Radikal aforizmaların sahibi Pavese’nin basılı kitapları ise;
Ağustosta tatil (öykü)
Ay ve şenlik ateşleri (roman)
Güzel yaz (roman)
Leuko ile söyleşiler (deneme)
Senin köylerin (roman)
Tepedeki ev (roman)
Tepelerdeki şeytan (roman)
Yalnız kadınlar arasında (roman)
Yaşama uğraşı (günlük)
Yoldaş (roman)
Çalışmak yorar (şiir – solaria dergisinde yazdıkları)
Alıntılar;
“yaşama sanatı, yalanlara inanmayı bilme sanatıdır. bunun en korkunç yanı, doğrunun ne olduğunu bilmediğimizden, bir yalanın yalan olduğunu hala anlayabilmemizdir.”
“…öykü ve şiir yaratmak için doğmuş olanlar, aşık olmakla yetinemezler, çünkü aşkın sanatsal bir yapıtı oluşturacak entelektüel örgüsü yoktur.”
“intiharı düşünen bir insan için en kötü şey kendini öldürmesi değil, bunu düşünüp yapamamasıdır.”
“asıl büyük ve korkunç gerçek şudur: hiçbir işe yaramaz acı çekmek.”
“aşk kendi başına koca bir maymunun libidosundan başka nedir ki?”
“bir insanı küçük düşürmenin en korkunç yolu, onun acı çektiğine inanmamaktır.”
“insanlar ya çocuk ya yetişkin olarak doğarlar, sonradan değişmezler.”
“gene de bir uğraştır beklemek. bekleyecek bir şeyi olmamaktır korkunç olan.”
“her kadın, sevdiği uzaklardayken dertleşebileceği birlikte boş saatlerini doldurabileceği bir erkek arkadaş arar; bu arkadaşın, uzaktaki adam için duyduğu sevgi üzerinde bir etkisi olmadığını söyler; erkek arkadaşı kadının uzaktakine olan sevgisiyle çatışabilecek bir şey istedi mi; kadın incinir; ama bu arkadaş daha çok acı çekmemek için sözlerini, bakışlarını denetlemeye, daha dikkatli davranmaya kalkıştı mı, kadın-herhangi bir kadın- adamın acı çekişini görebilmek için hemen onun üzerindeki çekiciliğini artırır.”

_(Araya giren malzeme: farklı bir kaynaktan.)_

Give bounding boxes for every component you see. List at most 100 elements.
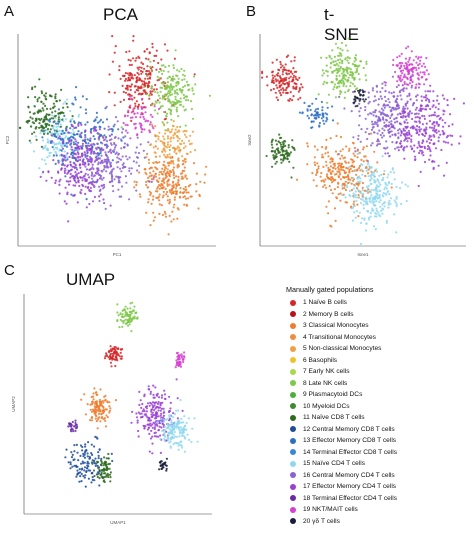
data-point bbox=[182, 187, 185, 190]
data-point bbox=[403, 81, 406, 84]
data-point bbox=[166, 143, 169, 146]
data-point bbox=[288, 77, 291, 80]
data-point bbox=[276, 98, 280, 102]
data-point bbox=[322, 83, 325, 86]
data-point bbox=[348, 67, 351, 70]
data-point bbox=[273, 157, 276, 160]
data-point bbox=[389, 135, 392, 138]
data-point bbox=[43, 129, 46, 132]
data-point bbox=[354, 54, 357, 57]
data-point bbox=[69, 160, 72, 164]
data-point bbox=[153, 427, 156, 431]
data-point bbox=[57, 161, 60, 164]
data-point bbox=[321, 106, 324, 109]
data-point bbox=[405, 145, 408, 148]
data-point bbox=[157, 435, 160, 438]
data-point bbox=[29, 116, 32, 119]
data-point bbox=[38, 110, 41, 113]
legend-swatch bbox=[290, 495, 296, 502]
data-point bbox=[388, 199, 391, 202]
data-point bbox=[291, 99, 294, 102]
data-point bbox=[164, 145, 167, 148]
data-point bbox=[142, 424, 145, 427]
data-point bbox=[287, 84, 290, 87]
data-point bbox=[101, 416, 104, 419]
data-point bbox=[369, 182, 372, 185]
data-point bbox=[108, 411, 111, 414]
data-point bbox=[388, 91, 391, 94]
data-point bbox=[158, 406, 161, 409]
data-point bbox=[374, 99, 377, 102]
data-point bbox=[414, 128, 417, 131]
data-point bbox=[442, 125, 445, 128]
data-point bbox=[361, 189, 364, 192]
data-point bbox=[175, 364, 178, 367]
data-point bbox=[176, 74, 179, 78]
data-point bbox=[148, 131, 152, 134]
data-point bbox=[124, 135, 127, 138]
data-point bbox=[183, 69, 186, 72]
data-point bbox=[91, 163, 94, 166]
data-point bbox=[67, 461, 70, 464]
data-point bbox=[335, 74, 338, 78]
data-point bbox=[80, 188, 83, 192]
data-point bbox=[169, 191, 172, 194]
data-point bbox=[361, 186, 364, 189]
data-point bbox=[407, 129, 411, 132]
data-point bbox=[406, 121, 409, 124]
data-point bbox=[375, 84, 378, 87]
data-point bbox=[115, 356, 118, 359]
data-point bbox=[119, 176, 122, 179]
data-point bbox=[316, 170, 319, 173]
data-point bbox=[53, 143, 56, 146]
data-point bbox=[115, 350, 118, 354]
data-point bbox=[417, 184, 420, 188]
data-point bbox=[193, 417, 196, 420]
data-point bbox=[271, 165, 274, 168]
data-point bbox=[46, 156, 49, 159]
data-point bbox=[152, 384, 155, 387]
data-point bbox=[176, 217, 179, 220]
data-point bbox=[145, 57, 148, 60]
data-point bbox=[169, 83, 173, 86]
data-point bbox=[103, 166, 106, 169]
data-point bbox=[149, 73, 152, 76]
data-point bbox=[406, 107, 409, 110]
data-point bbox=[100, 471, 103, 474]
data-point bbox=[167, 434, 170, 437]
data-point bbox=[154, 83, 157, 87]
data-point bbox=[194, 149, 197, 152]
data-point bbox=[337, 168, 341, 171]
data-point bbox=[104, 153, 107, 156]
legend-label: 10 Myeloid DCs bbox=[303, 402, 350, 410]
data-point bbox=[376, 90, 379, 93]
data-point bbox=[392, 63, 395, 67]
data-point bbox=[423, 96, 426, 99]
data-point bbox=[91, 459, 94, 462]
data-point bbox=[365, 145, 368, 148]
data-point bbox=[348, 170, 351, 173]
data-point bbox=[369, 132, 373, 135]
data-point bbox=[315, 173, 318, 176]
data-point bbox=[92, 135, 95, 138]
data-point bbox=[161, 196, 164, 199]
data-point bbox=[415, 55, 418, 58]
data-point bbox=[113, 148, 116, 151]
data-point bbox=[370, 172, 373, 175]
data-point bbox=[92, 175, 95, 178]
data-point bbox=[383, 201, 386, 204]
data-point bbox=[177, 175, 180, 178]
data-point bbox=[130, 167, 133, 170]
data-point bbox=[127, 78, 130, 82]
data-point bbox=[77, 172, 80, 175]
data-point bbox=[166, 121, 169, 124]
data-point bbox=[416, 115, 419, 119]
data-point bbox=[164, 129, 167, 132]
data-point bbox=[46, 127, 50, 131]
data-point bbox=[143, 83, 146, 86]
data-point bbox=[321, 153, 324, 156]
data-point bbox=[152, 219, 155, 222]
data-point bbox=[369, 191, 372, 194]
data-point bbox=[375, 195, 378, 198]
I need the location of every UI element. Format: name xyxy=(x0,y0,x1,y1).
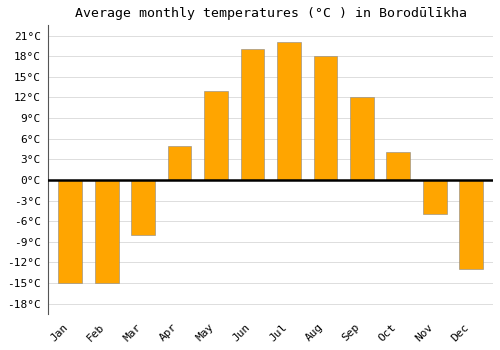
Bar xyxy=(95,180,118,283)
Bar xyxy=(350,97,374,180)
Bar xyxy=(168,146,192,180)
Bar xyxy=(58,180,82,283)
Bar xyxy=(386,153,410,180)
Title: Average monthly temperatures (°C ) in Borodūlīkha: Average monthly temperatures (°C ) in Bo… xyxy=(74,7,466,20)
Bar xyxy=(460,180,483,270)
Bar xyxy=(240,49,264,180)
Bar xyxy=(204,91,228,180)
Bar xyxy=(423,180,446,214)
Bar xyxy=(132,180,155,235)
Bar xyxy=(314,56,337,180)
Bar xyxy=(277,42,301,180)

“bir kadının seninle kalmasını, yalnız bunu istiyorsan, onu öyle bir duruma sok ki, başkalarının düşünceleri, kendi çevresinin duyduğu saygı ve kendi öz-çıkarı onun gitmesini engellesin.
sadece ona karşı duyduğu bağlılık ve içtenlikle bir kadını tutabileceğini sanan erkek budalanın tekidir.”
“insan kendini bir kadına duyduğu aşk yüzünden öldürmez. Aşk -her türlü aşk- bizi tüm çıplaklığımız, sefilliğimiz, düşkünlüğüüz ve hiçliğimizle açığa vurduğu için öldürür.”
“senin düşmanından başkalarının öç almaları kadar tatlı bir öç alma duygusu yoktur. üstelik, bunun sana iyi yürekli insan rolünü vermesi gibi bir yararı da vardır.”
“Günleri değil, anları hatırlarız.”
Tezer Özlü’nün neredeyse yaşamını ithaf ettiği, Murathan Mungan’ın Pavese’nin Günlükleri diye intiharlar bölümünde şiir yazdığı ve pek ok yazar-şaire hayatıyla ilham olmuş Cesare Pavese’nin hayatının özetini -biraz eksikce de olsa- okudunuz, daha sonra bir başka yazarın tanıtımında görüşmek üzere.